Les personnages de Fincher ont toujours été des somnambules schizophrènes, insomniaques et c’est ce qui offrait une impression de fébrilité angoissante perspicace. Avec un Daniel Craig très mauvais acteur, c’est un anglais soigné bisounours et fade qui tente de déjouer une série de crimes qui s’avérons être liés. En échec dans ce rôle, ce n’est pas Rooney Mara, sa partenaire qui relèvera sa performance. Une rebelle casse-noix gothico-punk qui marque le point d’orgue de ma critique. Entre ses scènes de viols grossières, crues et insensées au regard de la trame scénaristique, la violence exagérée contre son bourreau par la suite et une histoire d’amour futile et incompréhensible avec Daniel Craig alors qu’en début de film, on la découvrait dans une scène lesbienne, nous voilà bien mal en point. Certes la bisexualité n’est pas interdite mais la cohérence est de bon ton. Alors l’analyse est évidente, on ressent la peur de décevoir, le fameux « il n’a même pas filmé ce passage du livre » et à vouloir satisfaire tout le monde, ça donne un scénario à rallonge qui lâche son spectateur. Au vu de la qualité de ses précédents long-métrages, c’est surprenant de voir Fincher se perdre dans le scénario, ce qui a fait de lui un maître. 

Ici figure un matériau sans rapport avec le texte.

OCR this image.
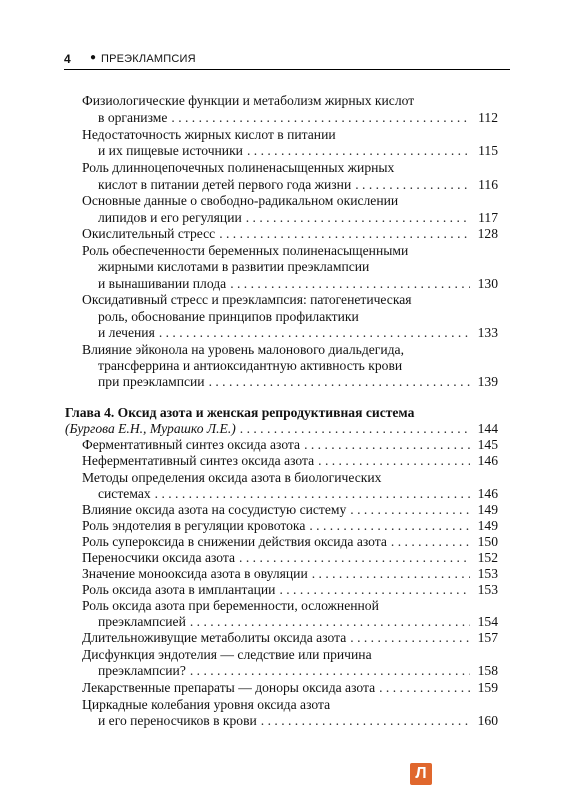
4 ● ПРЕЭКЛАМПСИЯ
Физиологические функции и метаболизм жирных кислот
в организме . . .	112
Недостаточность жирных кислот в питании
и их пищевые источники . . .	115
Роль длинноцепочечных полиненасыщенных жирных
кислот в питании детей первого года жизни . . .	116
Основные данные о свободно-радикальном окислении
липидов и его регуляции . . .	117
Окислительный стресс . . .	128
Роль обеспеченности беременных полиненасыщенными
жирными кислотами в развитии преэклампсии
и вынашивании плода . . .	130
Оксидативный стресс и преэклампсия: патогенетическая
роль, обоснование принципов профилактики
и лечения . . .	133
Влияние эйконола на уровень малонового диальдегида,
трансферрина и антиоксидантную активность крови
при преэклампсии . . .	139
Глава 4. Оксид азота и женская репродуктивная система
(Бургова Е.Н., Мурашко Л.Е.) . . .	144
Ферментативный синтез оксида азота . . .	145
Неферментативный синтез оксида азота . . .	146
Методы определения оксида азота в биологических
системах . . .	146
Влияние оксида азота на сосудистую систему . . .	149
Роль эндотелия в регуляции кровотока . . .	149
Роль супероксида в снижении действия оксида азота . . .	150
Переносчики оксида азота . . .	152
Значение монооксида азота в овуляции . . .	153
Роль оксида азота в имплантации . . .	153
Роль оксида азота при беременности, осложненной
преэклампсией . . .	154
Длительноживущие метаболиты оксида азота . . .	157
Дисфункция эндотелия — следствие или причина
преэклампсии? . . .	158
Лекарственные препараты — доноры оксида азота . . .	159
Циркадные колебания уровня оксида азота
и его переносчиков в крови . . .	160
Л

Tout n’est pas à jeter, ce serait de mauvaise foie. Et la partie passionnante réside dans l’intrigue principale, la quête d’indices, les études photographiques, les recherches interminables. En cela l’on retrouve la force de Zodiac. Et quand la pelote de laine se démêle c’est d’un plaisir tout avoué que l’on découvre enfin la face du méchant tueur dans cette partie de Cluedo suédois dans le grand froid. 

Mais que dire de cette dernière demi-heure où la folklo racaille se transforme en gentille sentimentale, tout est bâclé, incompréhensible chasse aux comptes bancaires et une dernière scène qui laisse sans voix. La belle venant à jeter un beau manteau de cuir noir à la poubelle lorsqu’elle aperçoit le beau avec son amante, elle qui voulait lui offrir ce présent signe de virilité. En perdition total, là encore pour tenter sans nul doute le raccord avec le roman, le montage aurait du être d’un cruel bien plus prononcé. Je dis bien une bonne heure à supprimer et ainsi garder l’essence même d’un polar, l’enquête. Décevant nouveau Fincher donc, en espérant qu’il en a définitivement fini avec cette trilogie. Mais les rumeurs ne vont pas dans ce sens.